The rising popularity of cryptocurrencies has prompted banks to consider ways to capitalise on the frenzy without directly participating in the crypto market. While New York-based Signature Bank and rival Silvergate have already launched bitcoin-backed cash loans earlier this year, other big banks may soon join the race with different products.
They may emulate tri-party repo arrangements—a method of borrowing funds by selling securities with an agreement to repurchase the securities on a pre-determined date. This process involves a third-party agent that facilitates the transaction, the report stated.
Crypto-backed retail loans are like any other secured loan.
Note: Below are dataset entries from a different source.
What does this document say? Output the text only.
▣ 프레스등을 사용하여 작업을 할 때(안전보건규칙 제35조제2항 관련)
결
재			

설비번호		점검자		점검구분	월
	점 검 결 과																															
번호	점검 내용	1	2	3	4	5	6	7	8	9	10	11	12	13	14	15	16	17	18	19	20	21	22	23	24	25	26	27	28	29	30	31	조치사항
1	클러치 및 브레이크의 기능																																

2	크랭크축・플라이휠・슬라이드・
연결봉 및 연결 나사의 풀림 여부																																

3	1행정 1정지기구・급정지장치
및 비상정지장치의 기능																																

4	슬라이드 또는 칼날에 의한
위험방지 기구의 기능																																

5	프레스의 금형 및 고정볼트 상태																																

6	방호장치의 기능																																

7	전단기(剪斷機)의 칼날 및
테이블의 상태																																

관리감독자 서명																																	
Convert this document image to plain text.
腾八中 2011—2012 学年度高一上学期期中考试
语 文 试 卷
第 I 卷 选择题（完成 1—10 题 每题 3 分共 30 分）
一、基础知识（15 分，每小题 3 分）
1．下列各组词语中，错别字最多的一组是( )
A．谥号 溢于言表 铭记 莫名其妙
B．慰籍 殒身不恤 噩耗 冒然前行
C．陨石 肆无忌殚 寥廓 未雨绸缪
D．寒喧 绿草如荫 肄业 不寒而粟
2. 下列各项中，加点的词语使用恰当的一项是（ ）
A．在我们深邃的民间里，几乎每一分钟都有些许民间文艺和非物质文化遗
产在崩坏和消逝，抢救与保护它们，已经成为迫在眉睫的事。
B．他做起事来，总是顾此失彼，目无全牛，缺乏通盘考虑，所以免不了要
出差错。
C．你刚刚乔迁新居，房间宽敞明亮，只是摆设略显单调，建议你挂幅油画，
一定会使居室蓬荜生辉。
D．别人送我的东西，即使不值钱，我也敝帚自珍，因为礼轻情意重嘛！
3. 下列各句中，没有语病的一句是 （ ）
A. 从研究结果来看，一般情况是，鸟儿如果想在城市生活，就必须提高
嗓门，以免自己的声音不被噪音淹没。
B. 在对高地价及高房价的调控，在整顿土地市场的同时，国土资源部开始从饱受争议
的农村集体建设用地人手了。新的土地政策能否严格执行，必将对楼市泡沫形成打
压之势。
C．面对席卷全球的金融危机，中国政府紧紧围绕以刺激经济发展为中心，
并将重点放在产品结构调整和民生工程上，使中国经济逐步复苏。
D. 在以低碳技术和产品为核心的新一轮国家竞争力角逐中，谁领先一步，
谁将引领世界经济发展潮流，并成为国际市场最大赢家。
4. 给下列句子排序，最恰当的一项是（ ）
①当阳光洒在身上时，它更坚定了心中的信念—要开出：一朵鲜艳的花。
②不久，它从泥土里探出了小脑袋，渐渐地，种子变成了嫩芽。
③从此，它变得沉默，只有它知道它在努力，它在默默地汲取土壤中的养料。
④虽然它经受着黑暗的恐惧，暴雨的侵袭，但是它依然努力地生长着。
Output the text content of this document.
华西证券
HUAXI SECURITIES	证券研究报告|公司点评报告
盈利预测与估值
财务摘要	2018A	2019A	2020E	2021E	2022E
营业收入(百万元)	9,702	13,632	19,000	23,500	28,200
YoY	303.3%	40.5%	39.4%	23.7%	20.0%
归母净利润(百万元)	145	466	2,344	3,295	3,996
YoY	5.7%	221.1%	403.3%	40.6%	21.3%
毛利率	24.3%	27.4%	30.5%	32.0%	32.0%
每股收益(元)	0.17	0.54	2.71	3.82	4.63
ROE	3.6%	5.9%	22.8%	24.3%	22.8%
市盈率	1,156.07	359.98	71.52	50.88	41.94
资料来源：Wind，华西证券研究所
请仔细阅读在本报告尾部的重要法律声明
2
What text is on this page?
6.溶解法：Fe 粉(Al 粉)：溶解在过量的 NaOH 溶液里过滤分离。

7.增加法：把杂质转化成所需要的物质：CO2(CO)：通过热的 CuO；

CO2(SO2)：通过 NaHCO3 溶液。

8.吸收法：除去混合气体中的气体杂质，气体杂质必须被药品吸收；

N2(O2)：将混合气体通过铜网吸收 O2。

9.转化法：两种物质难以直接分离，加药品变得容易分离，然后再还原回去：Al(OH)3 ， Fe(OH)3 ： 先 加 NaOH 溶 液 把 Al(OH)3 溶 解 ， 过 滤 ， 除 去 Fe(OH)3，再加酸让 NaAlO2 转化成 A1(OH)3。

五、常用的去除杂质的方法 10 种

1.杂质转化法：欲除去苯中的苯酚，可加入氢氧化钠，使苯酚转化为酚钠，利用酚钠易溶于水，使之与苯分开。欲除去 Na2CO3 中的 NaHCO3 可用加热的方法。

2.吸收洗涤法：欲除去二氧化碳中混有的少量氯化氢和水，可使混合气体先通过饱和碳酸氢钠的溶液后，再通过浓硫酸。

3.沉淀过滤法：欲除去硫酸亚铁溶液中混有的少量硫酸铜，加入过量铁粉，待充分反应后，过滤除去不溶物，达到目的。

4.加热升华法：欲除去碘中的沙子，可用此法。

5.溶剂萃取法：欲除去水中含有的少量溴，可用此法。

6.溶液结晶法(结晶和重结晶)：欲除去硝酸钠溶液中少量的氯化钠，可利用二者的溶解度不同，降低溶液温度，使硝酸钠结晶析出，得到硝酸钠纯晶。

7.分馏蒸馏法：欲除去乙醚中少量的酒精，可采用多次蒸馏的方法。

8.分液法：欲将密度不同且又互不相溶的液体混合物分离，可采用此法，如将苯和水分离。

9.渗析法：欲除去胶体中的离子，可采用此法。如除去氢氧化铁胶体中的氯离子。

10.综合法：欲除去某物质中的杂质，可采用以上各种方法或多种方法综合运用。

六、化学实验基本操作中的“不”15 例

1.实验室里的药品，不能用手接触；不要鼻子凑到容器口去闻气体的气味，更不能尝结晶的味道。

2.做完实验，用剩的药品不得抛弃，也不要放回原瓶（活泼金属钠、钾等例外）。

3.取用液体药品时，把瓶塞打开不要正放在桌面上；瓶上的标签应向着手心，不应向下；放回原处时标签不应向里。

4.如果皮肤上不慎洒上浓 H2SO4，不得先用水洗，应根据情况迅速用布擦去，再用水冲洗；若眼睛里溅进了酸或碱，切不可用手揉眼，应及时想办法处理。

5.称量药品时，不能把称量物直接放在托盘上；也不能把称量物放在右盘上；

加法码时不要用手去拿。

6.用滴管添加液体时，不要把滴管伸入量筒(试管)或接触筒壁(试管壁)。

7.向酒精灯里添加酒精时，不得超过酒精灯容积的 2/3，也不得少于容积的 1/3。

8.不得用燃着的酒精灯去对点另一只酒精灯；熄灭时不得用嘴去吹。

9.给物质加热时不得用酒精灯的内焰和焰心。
Borrowers use digital assets as collateral for the loan, just like a car or a house can be used as collateral for auto or mortgage loans.
Why crypto loans?
According to the CoinDesk report, the adoption of the crypto-assets by traditional institutions was inevitable as crypto is a $2.7 trillion asset class, even though it is occurring in a limited capacity for now.
The move by banks shows the appetite for crypto-collateralised loans from banks that have more stable funding sources (FDIC-insured deposits) and tougher underwriting standards than startups, the report pointed.
As Signature CEO Joseph DePaolo told CoinDesk: “We want it to be a zero-loss business. “And so we’re only going to have it for the very, very best clients. We’re going to underwrite it to death, have deep discounts and quality custodians.”
There can be many advantages of crypto-backed loans for borrowers as well. For instance, a lower international barrier. As cryptocurrency operates globally, unlike a particular fiat, borrowers can seek financial partnership with any crypto-backed lender in the world.
Also, a peer-to-peer cryptocurrency lending platform will allow people to provide microloans to each other and even profit from the loan.
According to Vauld CEO Darshan Bathija, loans against cryptos score over personal loans on many fronts than only in terms of cheaper interest rates. “There is no capital gains liability, they provide affordable leverage for trading and you get to retain your investment while getting the money worth the token’s value out,” he told Mint.
Many more big banks are expected to join the bandwagon over the next three to six months. Some banks may even use their own balance sheet to make these loans while others may use third-party services, per CoinDesk.